Skip to main content
Version: 3.3

Forms

This example demonstrates how to use PuppeteerCrawler to automatically fill and submit a search form to look up repositories on GitHub using headless Chrome / Puppeteer. The crawler first fills in the search term, repository owner, start date and language of the repository, then submits the form and prints out the results. Finally, the results are saved either on the Apify platform to the default dataset or on the local machine as JSON files in ./storage/datasets/default.

tip

To run this example on the Apify Platform, select the apify/actor-node-puppeteer-chrome image for your Dockerfile.

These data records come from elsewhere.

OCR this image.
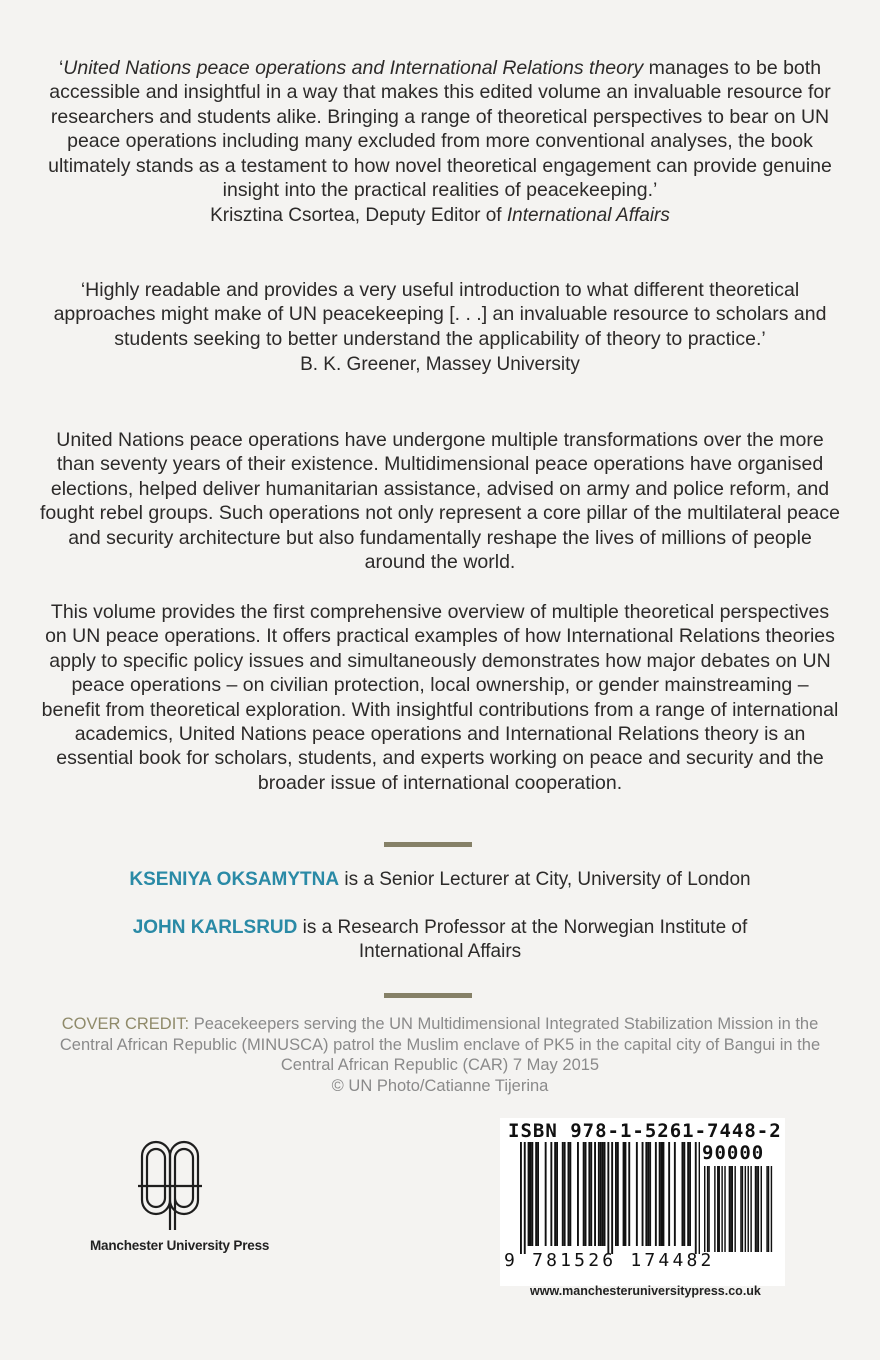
‘United Nations peace operations and International Relations theory manages to be both accessible and insightful in a way that makes this edited volume an invaluable resource for researchers and students alike. Bringing a range of theoretical perspectives to bear on UN peace operations including many excluded from more conventional analyses, the book ultimately stands as a testament to how novel theoretical engagement can provide genuine insight into the practical realities of peacekeeping.’
Krisztina Csortea, Deputy Editor of International Affairs
‘Highly readable and provides a very useful introduction to what different theoretical approaches might make of UN peacekeeping [. . .] an invaluable resource to scholars and students seeking to better understand the applicability of theory to practice.’
B. K. Greener, Massey University
United Nations peace operations have undergone multiple transformations over the more than seventy years of their existence. Multidimensional peace operations have organised elections, helped deliver humanitarian assistance, advised on army and police reform, and fought rebel groups. Such operations not only represent a core pillar of the multilateral peace and security architecture but also fundamentally reshape the lives of millions of people around the world.
This volume provides the first comprehensive overview of multiple theoretical perspectives on UN peace operations. It offers practical examples of how International Relations theories apply to specific policy issues and simultaneously demonstrates how major debates on UN peace operations – on civilian protection, local ownership, or gender mainstreaming – benefit from theoretical exploration. With insightful contributions from a range of international academics, United Nations peace operations and International Relations theory is an essential book for scholars, students, and experts working on peace and security and the broader issue of international cooperation.
KSENIYA OKSAMYTNA is a Senior Lecturer at City, University of London
JOHN KARLSRUD is a Research Professor at the Norwegian Institute of International Affairs
COVER CREDIT: Peacekeepers serving the UN Multidimensional Integrated Stabilization Mission in the Central African Republic (MINUSCA) patrol the Muslim enclave of PK5 in the capital city of Bangui in the Central African Republic (CAR) 7 May 2015
© UN Photo/Catianne Tijerina
Manchester University Press
ISBN 978-1-5261-7448-2
90000
9 781526 174482
www.manchesteruniversitypress.co.uk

import { Dataset, launchPuppeteer } from 'crawlee';

// Launch the web browser.
const browser = await launchPuppeteer();

// Create and navigate new page
console.log('Open target page');
const page = await browser.newPage();
await page.goto('https://github.com/search/advanced');

// Fill form fields and select desired search options
console.log('Fill in search form');
await page.type('#adv_code_search input.js-advanced-search-input', 'apify-js');
await page.type('#search_from', 'apify');
await page.type('#search_date', '>2015');
await page.select('select#search_language', 'JavaScript');

// Submit the form and wait for full load of next page
console.log('Submit search form');
await Promise.all([
page.waitForNavigation(),
page.click('#adv_code_search button[type="submit"]'),
]);

// Obtain and print list of search results
const results = await page.$$eval('div.f4.text-normal a', (nodes) => nodes.map((node) => ({
url: node.href,
name: node.innerText,
})));

console.log('Results:', results);

// Store data in default dataset
await Dataset.pushData(results);

// Close browser
await browser.close();